This is the command to start a new (topic) branch. You'll want to start with the github issue number and add a short description for the task.

work on the issue / branch

As described above, you can now edit the code and tests to work on the issue. You may use the github issue for discussion or help. You can also push the branch to github and collaborate on the code. Or have someone review it.

Use guard, write minitests, edit (according to code guidelines) until happy. Commit, push and create a pull request.

about committing

Regular small commits make for the best workflow. Where the line goes is a little bit experience, but often it is no more than 5 affected files, no more than 50-60 lines affected. For a professional, 1-4 hours, for a beginner more.

Commits should be grouped around topics. Ideally (but not always) a commit takes the whole project back to green (all tests working). But this is not always possible and should not keep you from making commits. Commit when you have made some kind of milestone, some small but cohesive change.

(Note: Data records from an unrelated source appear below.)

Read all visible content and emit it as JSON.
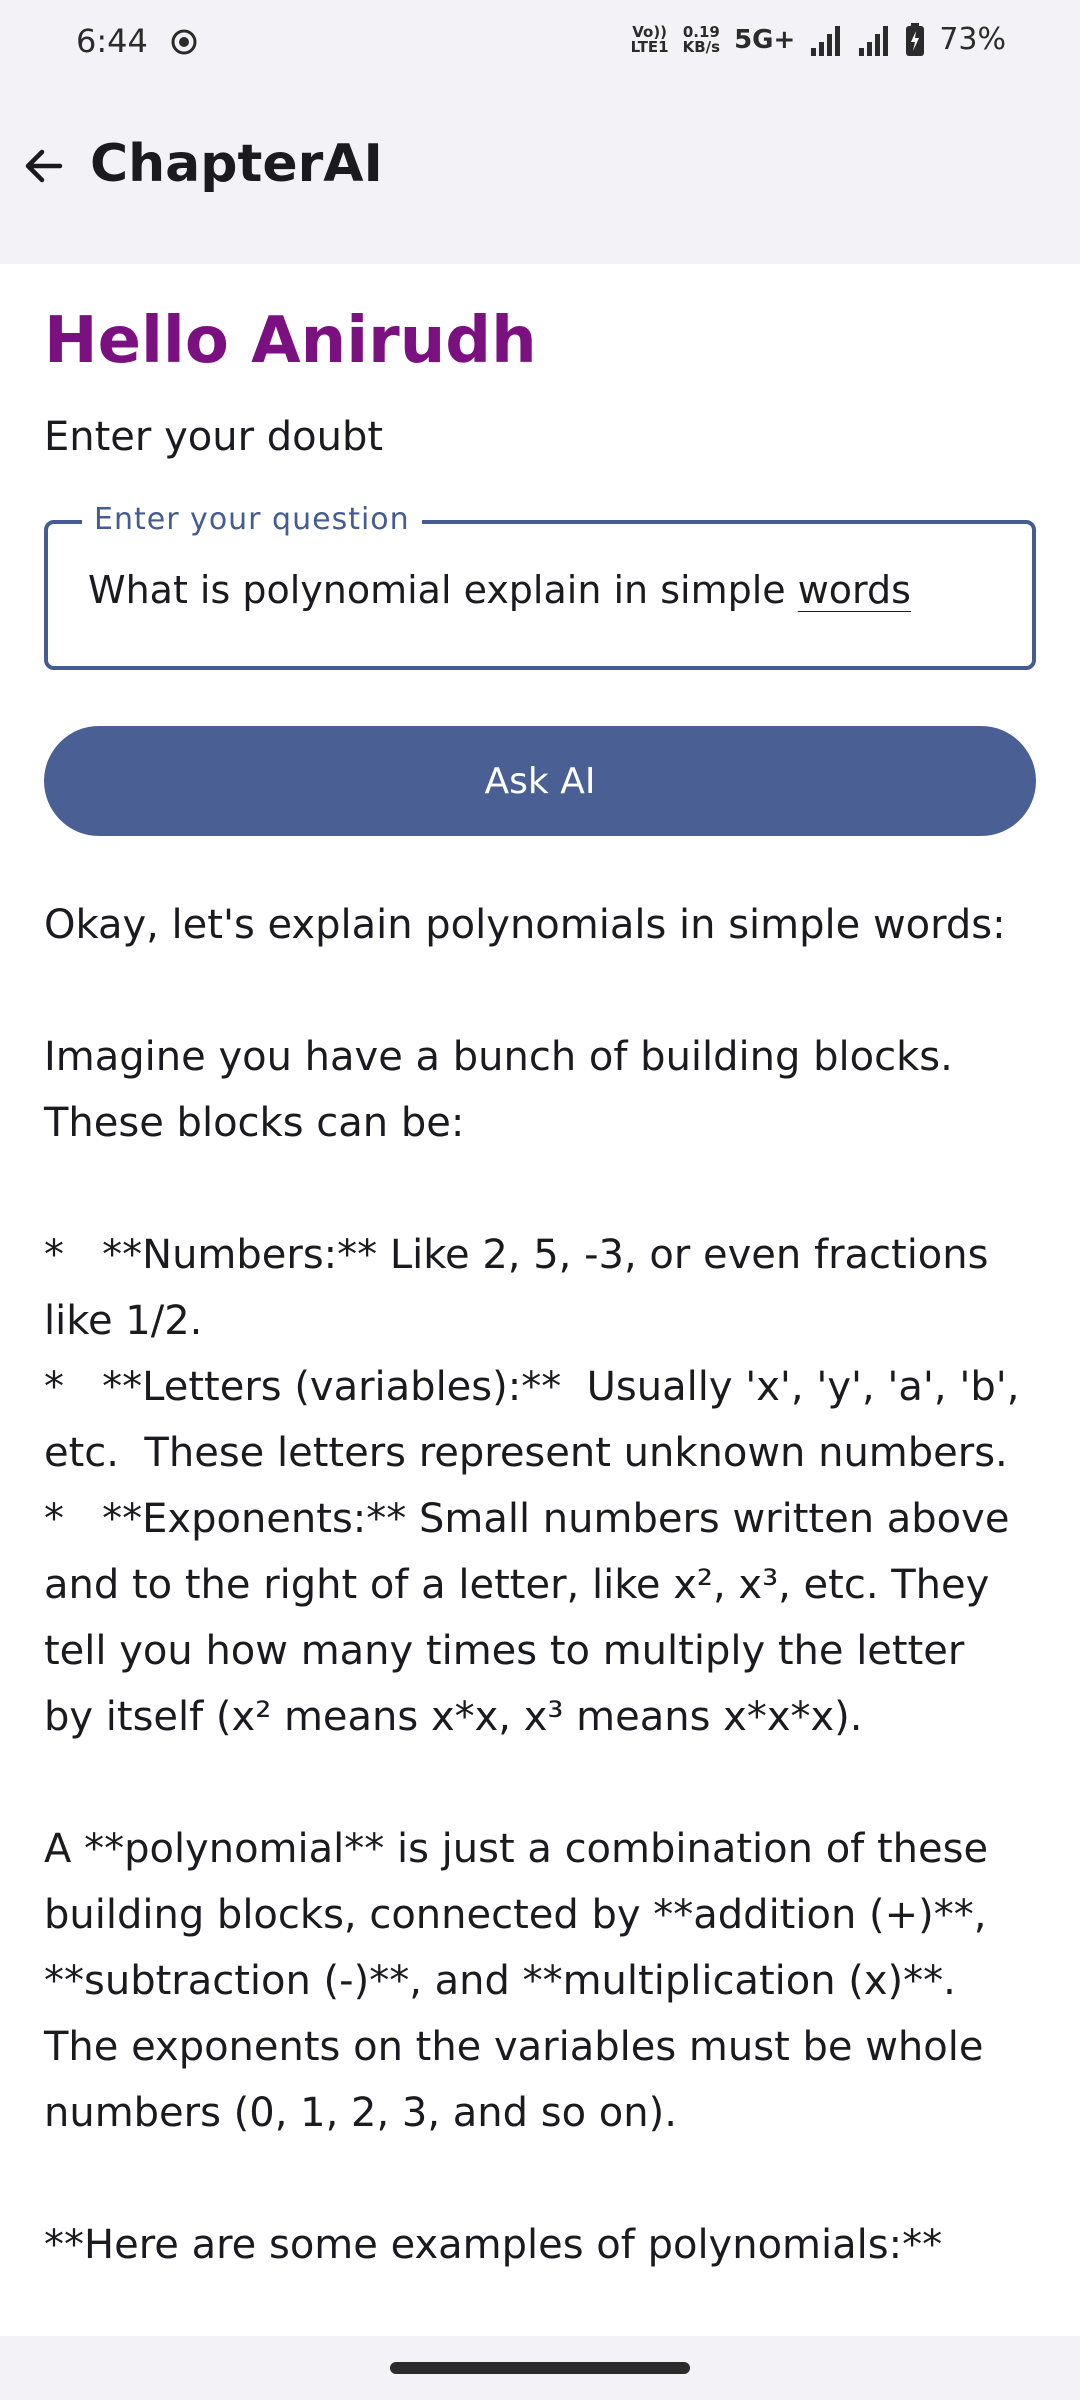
{
  "status": {
    "time": "6:44",
    "volte_top": "Vo))",
    "volte_bottom": "LTE1",
    "speed_top": "0.19",
    "speed_bottom": "KB/s",
    "network": "5G+",
    "battery": "73%"
  },
  "app_bar": {
    "title": "ChapterAI"
  },
  "greeting": "Hello Anirudh",
  "prompt_label": "Enter your doubt",
  "question_field": {
    "label": "Enter your question",
    "value_main": "What is polynomial explain in simple ",
    "value_underlined": "words"
  },
  "ask_button": "Ask AI",
  "answer": {
    "line1": "Okay, let's explain polynomials in simple words:",
    "line2": "Imagine you have a bunch of building blocks.",
    "line3": "These blocks can be:",
    "bullet1a": "*   **Numbers:** Like 2, 5, -3, or even fractions",
    "bullet1b": "like 1/2.",
    "bullet2a": "*   **Letters (variables):**  Usually 'x', 'y', 'a', 'b',",
    "bullet2b": "etc.  These letters represent unknown numbers.",
    "bullet3a": "*   **Exponents:** Small numbers written above",
    "bullet3b": "and to the right of a letter, like x², x³, etc. They",
    "bullet3c": "tell you how many times to multiply the letter",
    "bullet3d": "by itself (x² means x*x, x³ means x*x*x).",
    "para1": "A **polynomial** is just a combination of these",
    "para2": "building blocks, connected by **addition (+)**,",
    "para3": "**subtraction (-)**, and **multiplication (x)**.",
    "para4": "The exponents on the variables must be whole",
    "para5": "numbers (0, 1, 2, 3, and so on).",
    "examples": "**Here are some examples of polynomials:**"
  }
}
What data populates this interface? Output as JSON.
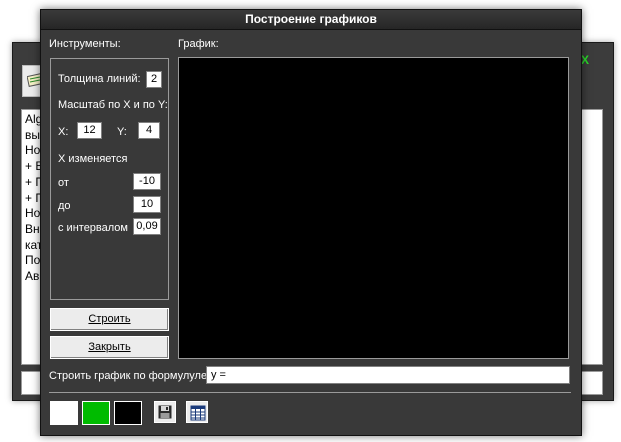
{
  "background_window": {
    "text_lines": [
      "Alg",
      "вы",
      "Но",
      "+ Е",
      "+ П",
      "+ П",
      "Но",
      "Вн",
      "кат",
      "По",
      "Ав"
    ]
  },
  "dialog": {
    "title": "Построение графиков",
    "tools_label": "Инструменты:",
    "graph_label": "График:",
    "line_width_label": "Толщина линий:",
    "line_width_value": "2",
    "scale_label": "Масштаб по X и по Y:",
    "x_label": "X:",
    "x_value": "12",
    "y_label": "Y:",
    "y_value": "4",
    "x_changes_label": "X изменяется",
    "from_label": "от",
    "from_value": "-10",
    "to_label": "до",
    "to_value": "10",
    "interval_label": "с интервалом",
    "interval_value": "0,09",
    "build_button": "Строить",
    "close_button": "Закрыть",
    "formula_label": "Строить график по формулуле:",
    "formula_value": "y ="
  },
  "colors": {
    "background_color": "#ffffff",
    "line_color": "#00bb00",
    "axis_color": "#000000",
    "graph_background": "#000000"
  }
}
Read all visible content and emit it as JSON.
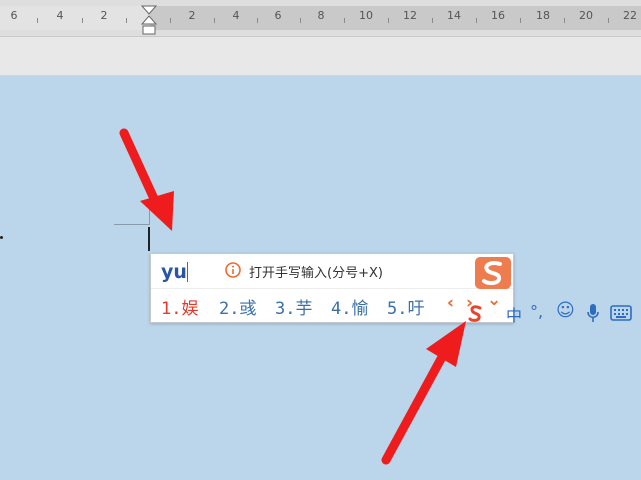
{
  "ruler": {
    "ticks": [
      "6",
      "4",
      "2",
      "2",
      "4",
      "6",
      "8",
      "10",
      "12",
      "14",
      "16",
      "18",
      "20",
      "22"
    ]
  },
  "ime": {
    "pinyin": "yu",
    "hint": "打开手写输入(分号+X)",
    "candidates": [
      "1.娱",
      "2.彧",
      "3.芋",
      "4.愉",
      "5.吁"
    ],
    "prev_glyph": "‹",
    "next_glyph": "›",
    "expand_glyph": "⌄"
  },
  "toolbar": {
    "items": [
      "中",
      "°,",
      "☺",
      "🎤",
      "⌨"
    ]
  },
  "colors": {
    "page": "#bbd5eb",
    "accent": "#e8452c",
    "candidate": "#3a6fa8",
    "first_candidate": "#e03a2b",
    "arrow": "#ee1c1c"
  },
  "icons": [
    "info-icon",
    "sogou-logo-icon",
    "prev-page-icon",
    "next-page-icon",
    "expand-icon",
    "microphone-icon",
    "keyboard-icon",
    "emoji-icon"
  ]
}
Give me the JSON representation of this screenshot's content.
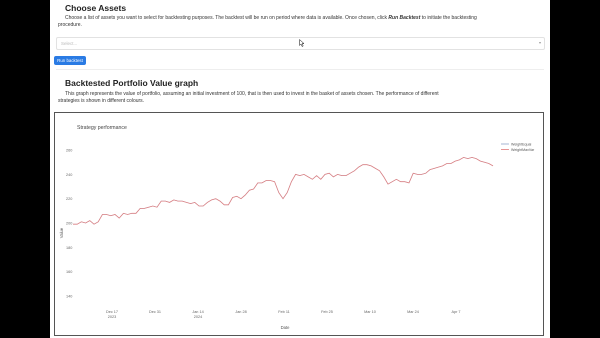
{
  "assets_section": {
    "title": "Choose Assets",
    "description_part1": "Choose a list of assets you want to select for backtesting purposes. The backtest will be run on period where data is available. Once chosen, click ",
    "description_emphasis": "Run Backtest",
    "description_part2": " to initiate the backtesting procedure.",
    "select_placeholder": "Select...",
    "run_button_label": "Run backtest"
  },
  "graph_section": {
    "title": "Backtested Portfolio Value graph",
    "description": "This graph represents the value of portfolio, assuming an initial investment of 100, that is then used to invest in the basket of assets chosen. The performance of different strategies is shown in different colours."
  },
  "chart_data": {
    "type": "line",
    "title": "Strategy performance",
    "xlabel": "Date",
    "ylabel": "Value",
    "x_tick_labels": [
      "Dec 17\n2023",
      "Dec 31",
      "Jan 14\n2024",
      "Jan 28",
      "Feb 11",
      "Feb 25",
      "Mar 10",
      "Mar 24",
      "Apr 7"
    ],
    "y_tick_labels": [
      "140",
      "160",
      "180",
      "200",
      "220",
      "240",
      "260"
    ],
    "ylim": [
      130,
      270
    ],
    "legend_position": "top-right",
    "colors": {
      "equal": "#8ea4c8",
      "max": "#e07a7a"
    },
    "series": [
      {
        "name": "WeightEqual",
        "values": [
          199,
          199,
          201,
          200,
          202,
          199,
          201,
          207,
          207,
          206,
          207,
          204,
          208,
          207,
          208,
          208,
          212,
          212,
          213,
          214,
          213,
          218,
          218,
          217,
          219,
          218,
          218,
          217,
          216,
          217,
          214,
          214,
          217,
          219,
          220,
          218,
          215,
          215,
          221,
          222,
          220,
          223,
          227,
          228,
          233,
          233,
          235,
          235,
          234,
          225,
          220,
          225,
          234,
          240,
          239,
          240,
          238,
          236,
          239,
          236,
          240,
          241,
          238,
          240,
          239,
          239,
          241,
          243,
          246,
          248,
          248,
          247,
          245,
          243,
          238,
          232,
          234,
          236,
          234,
          234,
          233,
          241,
          240,
          240,
          241,
          244,
          245,
          246,
          247,
          249,
          249,
          251,
          252,
          254,
          253,
          254,
          253,
          251,
          250,
          249,
          247
        ]
      },
      {
        "name": "WeightMaxVar",
        "values": [
          199,
          199,
          201,
          200,
          202,
          199,
          201,
          207,
          207,
          206,
          207,
          204,
          208,
          207,
          208,
          208,
          212,
          212,
          213,
          214,
          213,
          218,
          218,
          217,
          219,
          218,
          218,
          217,
          216,
          217,
          214,
          214,
          217,
          219,
          220,
          218,
          215,
          215,
          221,
          222,
          220,
          223,
          227,
          228,
          233,
          233,
          235,
          235,
          234,
          225,
          220,
          225,
          234,
          240,
          239,
          240,
          238,
          236,
          239,
          236,
          240,
          241,
          238,
          240,
          239,
          239,
          241,
          243,
          246,
          248,
          248,
          247,
          245,
          243,
          238,
          232,
          234,
          236,
          234,
          234,
          233,
          241,
          240,
          240,
          241,
          244,
          245,
          246,
          247,
          249,
          249,
          251,
          252,
          254,
          253,
          254,
          253,
          251,
          250,
          249,
          247
        ]
      }
    ]
  }
}
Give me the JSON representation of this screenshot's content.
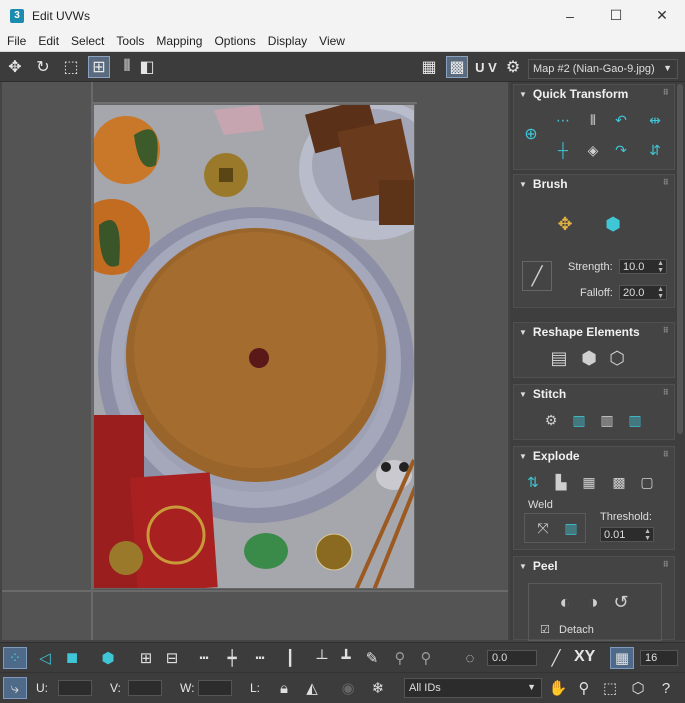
{
  "window": {
    "title": "Edit UVWs",
    "app_badge": "3",
    "minimize": "–",
    "maximize": "☐",
    "close": "✕"
  },
  "menu": [
    "File",
    "Edit",
    "Select",
    "Tools",
    "Mapping",
    "Options",
    "Display",
    "View"
  ],
  "toolbar": {
    "uv_label": "U V",
    "map_selector": "Map #2 (Nian-Gao-9.jpg)"
  },
  "panel": {
    "quick_transform": {
      "title": "Quick Transform"
    },
    "brush": {
      "title": "Brush",
      "strength_label": "Strength:",
      "strength_value": "10.0",
      "falloff_label": "Falloff:",
      "falloff_value": "20.0"
    },
    "reshape": {
      "title": "Reshape Elements"
    },
    "stitch": {
      "title": "Stitch"
    },
    "explode": {
      "title": "Explode",
      "weld_label": "Weld",
      "threshold_label": "Threshold:",
      "threshold_value": "0.01"
    },
    "peel": {
      "title": "Peel",
      "detach_label": "Detach"
    }
  },
  "bottom": {
    "rotate_value": "0.0",
    "xy_label": "XY",
    "grid_value": "16",
    "u_label": "U:",
    "v_label": "V:",
    "w_label": "W:",
    "l_label": "L:",
    "ids_select": "All IDs"
  },
  "colors": {
    "accent": "#3fc7d8",
    "bg": "#444444",
    "panel": "#3e3e3e"
  },
  "icons": [
    "move-icon",
    "rotate-icon",
    "scale-icon",
    "freeform-icon",
    "mirror-icon",
    "checker-icon",
    "snap-icon",
    "brush-icon"
  ]
}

Usually beginners tend to make to large commits, but just to mention that there is also a lower limit. Technical a single line may be a commit, but it would have to be a very, possibly very very important line. Ie a critical fix, a version update know to break things.

Usually i don't commit changes under 10 lines. If they happen, i band them together with the next commit, possibly mention them in the (then multi-line) commit message.

About commit messages, they should describe the change in passive mode, as if the commit made the changes. Ie "Fixes bug 36" , or "Adds method XXX to YY"

pull request

A pull request is you asking the project owner (or anyone with commit rights) to accept your work and merge it into the main (master) branch.

For small issues and especially when it has been discussed, this is a press of a button for the project owner. But for larger changes, he/she may want to pull the branch to their machine, look at it and consider.

If there are changes to be made, more discussion may follow. This may result in you having to make more changes and so the process continues. This is why topic branches are so important, to keep this kind of back and forth out of the main branch and maintain a working / clean master branch.

After a pull request has been accepted, you go back to the master branch, pull changes, and start again with a new topic. And so life for the developer continues :-)